IRS Building History
Prior to the redevelopment of the Federal Triangle, the site of the IRS building was occupied by Washington's first theater. The Washington Theater opened in 1804 and offered a medley of entertainment including song, dance, and magic. It continued in operation until 1820, when a fire destroyed the building.
The property was then purchased by a family of talented Italian immigrants with established reputations as professors of music, dancing, and painting. In 1822 Carusi's Assembly Rooms opened, which played an important role in the city's cultural history as the site for balls, theatrical, musical and literary entertainments, and the occasional political gathering. From 1825 to 1857 a number of Presidential Inaugural balls were held, including those of John Quincy Adams and James Buchanan. In 1872, Carusi's was replaced by a burlesque hall known as the Washington Theater Comique. The building was torn down in the 1930s to make way for Federal Triangle construction.

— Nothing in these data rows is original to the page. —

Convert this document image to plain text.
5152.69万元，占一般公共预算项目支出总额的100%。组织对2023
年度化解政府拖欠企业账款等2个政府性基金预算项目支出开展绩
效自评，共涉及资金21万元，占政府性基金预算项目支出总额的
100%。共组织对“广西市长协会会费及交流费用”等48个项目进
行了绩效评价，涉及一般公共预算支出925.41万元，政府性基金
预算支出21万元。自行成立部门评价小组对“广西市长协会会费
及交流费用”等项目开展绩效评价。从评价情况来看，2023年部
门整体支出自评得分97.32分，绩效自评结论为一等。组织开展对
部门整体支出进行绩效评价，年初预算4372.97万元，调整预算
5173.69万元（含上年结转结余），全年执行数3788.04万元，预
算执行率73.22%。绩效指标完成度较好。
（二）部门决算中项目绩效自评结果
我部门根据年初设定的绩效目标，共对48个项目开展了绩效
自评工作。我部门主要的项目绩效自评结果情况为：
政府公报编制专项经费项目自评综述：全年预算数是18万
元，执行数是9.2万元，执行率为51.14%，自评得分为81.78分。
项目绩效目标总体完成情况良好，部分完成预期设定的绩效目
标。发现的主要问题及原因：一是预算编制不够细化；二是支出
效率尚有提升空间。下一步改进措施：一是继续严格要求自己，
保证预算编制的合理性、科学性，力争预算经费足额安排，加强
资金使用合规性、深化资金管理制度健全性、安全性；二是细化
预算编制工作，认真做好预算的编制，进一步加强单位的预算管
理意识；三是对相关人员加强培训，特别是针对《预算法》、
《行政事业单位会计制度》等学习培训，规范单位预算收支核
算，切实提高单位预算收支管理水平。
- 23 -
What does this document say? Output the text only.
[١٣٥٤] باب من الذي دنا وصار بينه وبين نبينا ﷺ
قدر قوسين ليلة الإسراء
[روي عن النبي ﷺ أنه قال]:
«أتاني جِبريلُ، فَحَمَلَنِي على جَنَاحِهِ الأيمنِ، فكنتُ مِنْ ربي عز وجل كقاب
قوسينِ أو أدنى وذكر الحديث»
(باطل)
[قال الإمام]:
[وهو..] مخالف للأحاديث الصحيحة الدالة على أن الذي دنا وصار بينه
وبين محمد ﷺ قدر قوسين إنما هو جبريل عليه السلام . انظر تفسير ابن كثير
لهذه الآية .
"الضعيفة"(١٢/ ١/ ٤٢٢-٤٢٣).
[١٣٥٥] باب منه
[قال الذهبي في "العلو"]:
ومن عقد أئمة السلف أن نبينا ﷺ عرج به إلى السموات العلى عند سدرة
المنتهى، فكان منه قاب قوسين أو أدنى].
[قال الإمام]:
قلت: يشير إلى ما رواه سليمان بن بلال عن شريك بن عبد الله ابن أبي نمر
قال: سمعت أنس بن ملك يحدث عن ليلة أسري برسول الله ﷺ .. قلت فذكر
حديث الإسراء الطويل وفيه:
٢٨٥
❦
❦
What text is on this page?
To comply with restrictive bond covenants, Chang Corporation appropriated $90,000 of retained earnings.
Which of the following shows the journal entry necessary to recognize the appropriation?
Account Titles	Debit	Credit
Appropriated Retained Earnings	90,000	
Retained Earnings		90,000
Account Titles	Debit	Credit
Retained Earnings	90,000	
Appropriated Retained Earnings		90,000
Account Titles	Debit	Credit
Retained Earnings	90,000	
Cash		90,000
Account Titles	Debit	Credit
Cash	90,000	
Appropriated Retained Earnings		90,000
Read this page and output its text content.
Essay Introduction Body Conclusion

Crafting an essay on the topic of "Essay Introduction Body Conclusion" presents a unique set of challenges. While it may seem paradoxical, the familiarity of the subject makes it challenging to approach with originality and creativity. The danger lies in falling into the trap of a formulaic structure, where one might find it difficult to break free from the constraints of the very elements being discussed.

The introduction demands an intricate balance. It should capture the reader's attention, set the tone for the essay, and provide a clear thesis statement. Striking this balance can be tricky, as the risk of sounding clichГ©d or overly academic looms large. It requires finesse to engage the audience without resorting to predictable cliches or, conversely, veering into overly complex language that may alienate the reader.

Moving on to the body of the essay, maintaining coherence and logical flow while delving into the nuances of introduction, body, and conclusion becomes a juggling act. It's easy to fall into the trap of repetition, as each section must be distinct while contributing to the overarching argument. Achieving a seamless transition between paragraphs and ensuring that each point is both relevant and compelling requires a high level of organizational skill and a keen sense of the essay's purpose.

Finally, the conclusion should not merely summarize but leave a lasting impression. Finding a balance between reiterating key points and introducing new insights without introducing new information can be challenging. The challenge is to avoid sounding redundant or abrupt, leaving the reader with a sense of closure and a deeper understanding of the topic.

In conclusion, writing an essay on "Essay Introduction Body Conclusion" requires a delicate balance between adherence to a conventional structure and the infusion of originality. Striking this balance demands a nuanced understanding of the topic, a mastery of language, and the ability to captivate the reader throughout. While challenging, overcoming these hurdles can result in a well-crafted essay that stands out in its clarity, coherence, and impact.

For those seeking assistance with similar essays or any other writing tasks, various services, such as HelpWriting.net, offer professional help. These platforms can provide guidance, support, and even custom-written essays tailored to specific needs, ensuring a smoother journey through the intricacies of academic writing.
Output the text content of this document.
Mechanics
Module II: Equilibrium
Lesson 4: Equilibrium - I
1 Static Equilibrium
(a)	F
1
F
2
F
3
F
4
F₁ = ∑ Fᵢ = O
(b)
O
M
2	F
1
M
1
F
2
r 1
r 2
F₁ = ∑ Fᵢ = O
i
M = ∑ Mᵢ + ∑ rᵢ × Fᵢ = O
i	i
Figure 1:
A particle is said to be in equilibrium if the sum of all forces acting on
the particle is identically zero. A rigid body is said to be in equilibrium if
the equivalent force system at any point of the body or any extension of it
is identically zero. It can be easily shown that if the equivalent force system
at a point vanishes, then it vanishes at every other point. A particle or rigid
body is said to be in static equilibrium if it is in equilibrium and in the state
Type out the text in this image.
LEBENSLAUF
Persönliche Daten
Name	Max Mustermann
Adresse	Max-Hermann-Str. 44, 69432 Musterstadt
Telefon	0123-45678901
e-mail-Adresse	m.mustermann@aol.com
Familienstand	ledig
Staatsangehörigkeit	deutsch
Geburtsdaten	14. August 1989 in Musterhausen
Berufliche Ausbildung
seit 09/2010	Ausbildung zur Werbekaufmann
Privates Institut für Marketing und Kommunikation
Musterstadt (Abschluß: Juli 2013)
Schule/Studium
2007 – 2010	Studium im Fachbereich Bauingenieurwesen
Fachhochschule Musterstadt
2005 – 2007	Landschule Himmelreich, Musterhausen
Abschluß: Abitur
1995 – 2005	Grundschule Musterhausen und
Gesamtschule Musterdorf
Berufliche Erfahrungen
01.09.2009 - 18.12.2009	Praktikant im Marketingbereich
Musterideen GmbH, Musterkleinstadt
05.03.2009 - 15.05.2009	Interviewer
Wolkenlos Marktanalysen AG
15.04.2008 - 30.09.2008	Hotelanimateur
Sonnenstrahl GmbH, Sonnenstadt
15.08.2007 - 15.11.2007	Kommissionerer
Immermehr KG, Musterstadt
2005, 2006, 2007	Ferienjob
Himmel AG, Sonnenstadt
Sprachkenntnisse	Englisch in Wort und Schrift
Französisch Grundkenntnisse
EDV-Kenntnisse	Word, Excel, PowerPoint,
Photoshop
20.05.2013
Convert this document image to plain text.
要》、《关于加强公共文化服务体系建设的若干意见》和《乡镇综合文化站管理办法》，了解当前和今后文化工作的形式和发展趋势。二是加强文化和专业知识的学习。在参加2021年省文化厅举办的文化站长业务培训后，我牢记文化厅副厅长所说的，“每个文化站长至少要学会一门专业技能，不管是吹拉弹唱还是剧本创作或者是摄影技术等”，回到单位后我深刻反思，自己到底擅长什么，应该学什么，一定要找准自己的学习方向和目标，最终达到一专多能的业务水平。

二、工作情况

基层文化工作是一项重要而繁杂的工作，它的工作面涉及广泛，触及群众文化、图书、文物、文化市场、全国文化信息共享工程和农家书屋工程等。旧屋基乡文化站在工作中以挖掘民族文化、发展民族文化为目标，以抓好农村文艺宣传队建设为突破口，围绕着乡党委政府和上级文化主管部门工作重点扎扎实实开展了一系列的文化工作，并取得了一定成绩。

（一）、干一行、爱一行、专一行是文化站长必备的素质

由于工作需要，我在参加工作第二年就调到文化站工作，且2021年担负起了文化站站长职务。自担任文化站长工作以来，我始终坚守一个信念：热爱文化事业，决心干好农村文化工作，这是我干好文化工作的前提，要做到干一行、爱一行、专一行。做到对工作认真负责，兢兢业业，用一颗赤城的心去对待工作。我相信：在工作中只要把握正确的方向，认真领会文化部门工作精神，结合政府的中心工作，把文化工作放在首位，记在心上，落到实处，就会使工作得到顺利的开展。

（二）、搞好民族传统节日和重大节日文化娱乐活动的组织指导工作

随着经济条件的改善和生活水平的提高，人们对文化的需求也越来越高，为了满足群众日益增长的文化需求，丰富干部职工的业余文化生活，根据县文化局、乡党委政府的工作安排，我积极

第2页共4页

In addition to the procession of theaters occupying this location, the advent of steamed oysters is associated with Harvey's Oyster Bar, a restaurant located on the site at 11th & Pennsylvania Avenue. Originally specializing in boiled oysters, the staff experimented with steaming in order to quickly serve the large crowds of soldiers during the Civil War. According to stories, steamed oysters were such a success that fifty-foot high piles of oyster shells were said to have littered Pennsylvania Avenue during the war years.